6. Jangan memasukkan kembali yoghurt yang tersisa
Jika yoghurt sudah dikeluarkan ke mangkuk atau sendok, jangan dikembalikan ke wadah aslinya. Sisa makanan bisa membawa bakteri dan merusak seluruh isi yoghurt.
7. Jangan biarkan yoghurt di suhu ruang lebih dari dua jam
Untuk menjaga keamanan pangan, yoghurt tidak boleh dibiarkan di suhu ruang lebih dari 2 jam, terutama di daerah tropis yang panas.

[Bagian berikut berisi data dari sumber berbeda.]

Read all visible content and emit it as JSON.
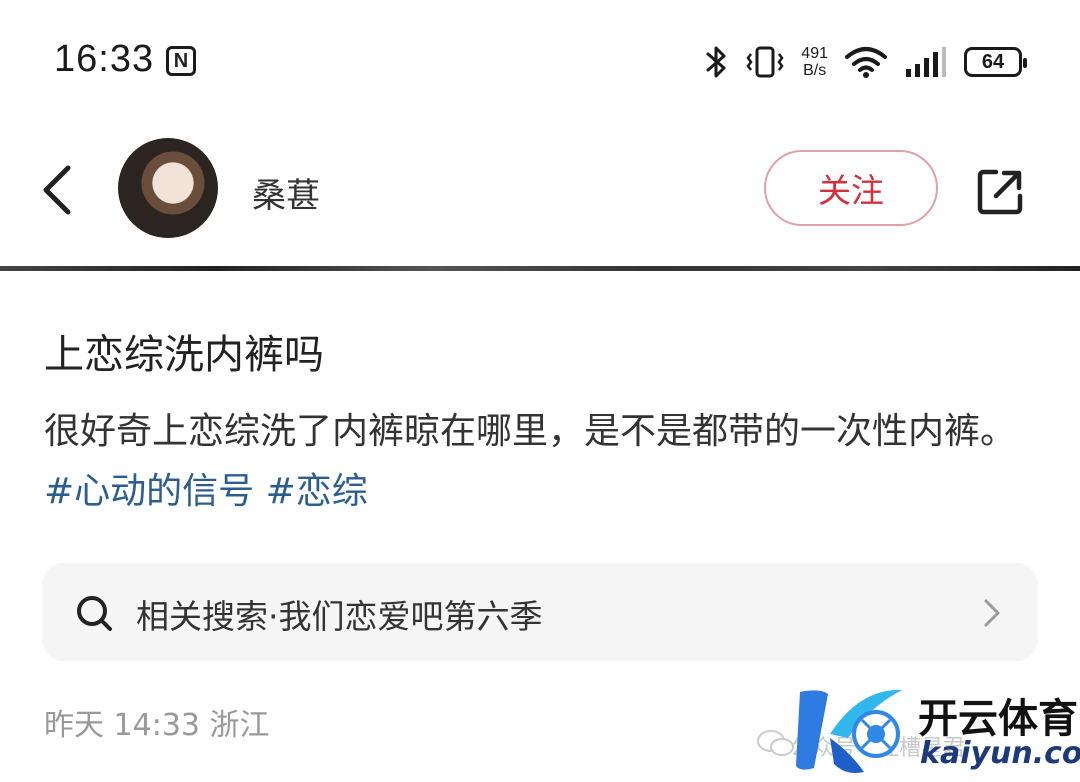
{
  "status_bar": {
    "time": "16:33",
    "nfc_label": "N",
    "net_speed_value": "491",
    "net_speed_unit": "B/s",
    "battery": "64"
  },
  "header": {
    "username": "桑葚",
    "follow_label": "关注"
  },
  "post": {
    "title": "上恋综洗内裤吗",
    "body": "很好奇上恋综洗了内裤晾在哪里，是不是都带的一次性内裤。",
    "tags": [
      "#心动的信号",
      "#恋综"
    ]
  },
  "related_search": {
    "text": "相关搜索·我们恋爱吧第六季"
  },
  "meta": {
    "date": "昨天 14:33 浙江"
  },
  "watermark": {
    "brand": "开云体育",
    "domain": "kaiyun.com",
    "sub_text": "公众号 · 吐槽星君"
  },
  "colors": {
    "accent": "#d4303f",
    "tag": "#2b5d8f",
    "follow_border": "#e0a0a8"
  }
}
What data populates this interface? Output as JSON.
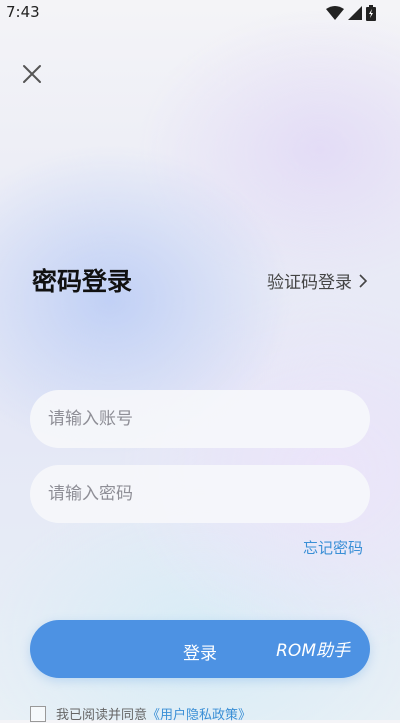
{
  "status_bar": {
    "time": "7:43"
  },
  "page": {
    "title": "密码登录",
    "switch_link_label": "验证码登录"
  },
  "form": {
    "account_placeholder": "请输入账号",
    "password_placeholder": "请输入密码",
    "forgot_password": "忘记密码",
    "login_button": "登录",
    "watermark": "ROM助手"
  },
  "agreement": {
    "prefix": "我已阅读并同意",
    "policy_link": "《用户隐私政策》"
  },
  "colors": {
    "accent": "#4d92e3",
    "link": "#3a8fd6"
  }
}
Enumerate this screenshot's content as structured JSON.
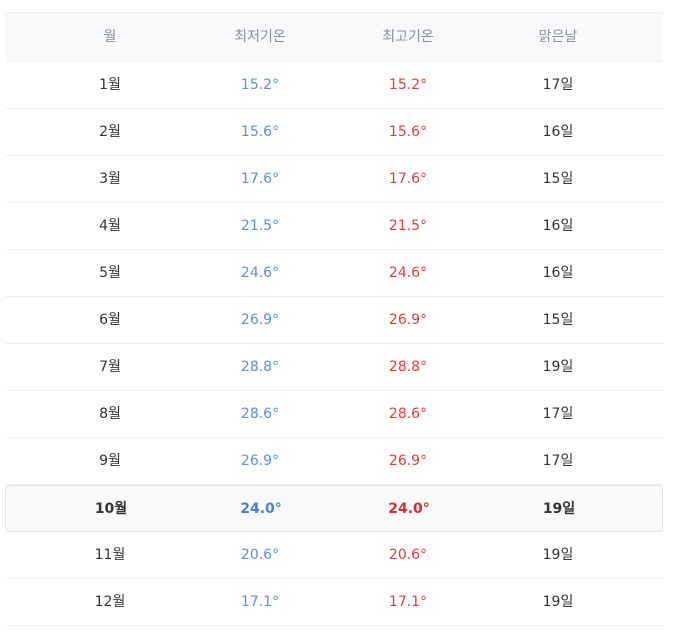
{
  "table": {
    "headers": {
      "month": "월",
      "low": "최저기온",
      "high": "최고기온",
      "sunny": "맑은날"
    },
    "rows": [
      {
        "month": "1월",
        "low": "15.2°",
        "high": "15.2°",
        "sunny": "17일",
        "highlight": false
      },
      {
        "month": "2월",
        "low": "15.6°",
        "high": "15.6°",
        "sunny": "16일",
        "highlight": false
      },
      {
        "month": "3월",
        "low": "17.6°",
        "high": "17.6°",
        "sunny": "15일",
        "highlight": false
      },
      {
        "month": "4월",
        "low": "21.5°",
        "high": "21.5°",
        "sunny": "16일",
        "highlight": false
      },
      {
        "month": "5월",
        "low": "24.6°",
        "high": "24.6°",
        "sunny": "16일",
        "highlight": false
      },
      {
        "month": "6월",
        "low": "26.9°",
        "high": "26.9°",
        "sunny": "15일",
        "highlight": false
      },
      {
        "month": "7월",
        "low": "28.8°",
        "high": "28.8°",
        "sunny": "19일",
        "highlight": false
      },
      {
        "month": "8월",
        "low": "28.6°",
        "high": "28.6°",
        "sunny": "17일",
        "highlight": false
      },
      {
        "month": "9월",
        "low": "26.9°",
        "high": "26.9°",
        "sunny": "17일",
        "highlight": false
      },
      {
        "month": "10월",
        "low": "24.0°",
        "high": "24.0°",
        "sunny": "19일",
        "highlight": true
      },
      {
        "month": "11월",
        "low": "20.6°",
        "high": "20.6°",
        "sunny": "19일",
        "highlight": false
      },
      {
        "month": "12월",
        "low": "17.1°",
        "high": "17.1°",
        "sunny": "19일",
        "highlight": false
      }
    ]
  },
  "colors": {
    "low_temp": "#5b8fe0",
    "high_temp": "#e03b3b",
    "header_text": "#8a8f98",
    "body_text": "#333333"
  }
}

8. Buang yoghurt yang sudah berjamur
Jika ada bercak jamur di permukaan atau tutupnya, buang seluruh produk. Jamur menandakan adanya kontaminasi bakteri berbahaya.
Kesimpulan
Yoghurt adalah makanan sehat yang perlu penyimpanan tepat agar manfaatnya tetap optimal. Jawaban untuk pertanyaan “yogurt tahan berapa lama di suhu ruang?” adalah maksimal 1–2 jam saja. Selebihnya, risiko kerusakan meningkat.
Dengan menyimpannya di kulkas, menutup wadah rapat-rapat, dan selalu menggunakan sendok bersih, yoghurt bisa bertahan lebih lama dan tetap aman dinikmati.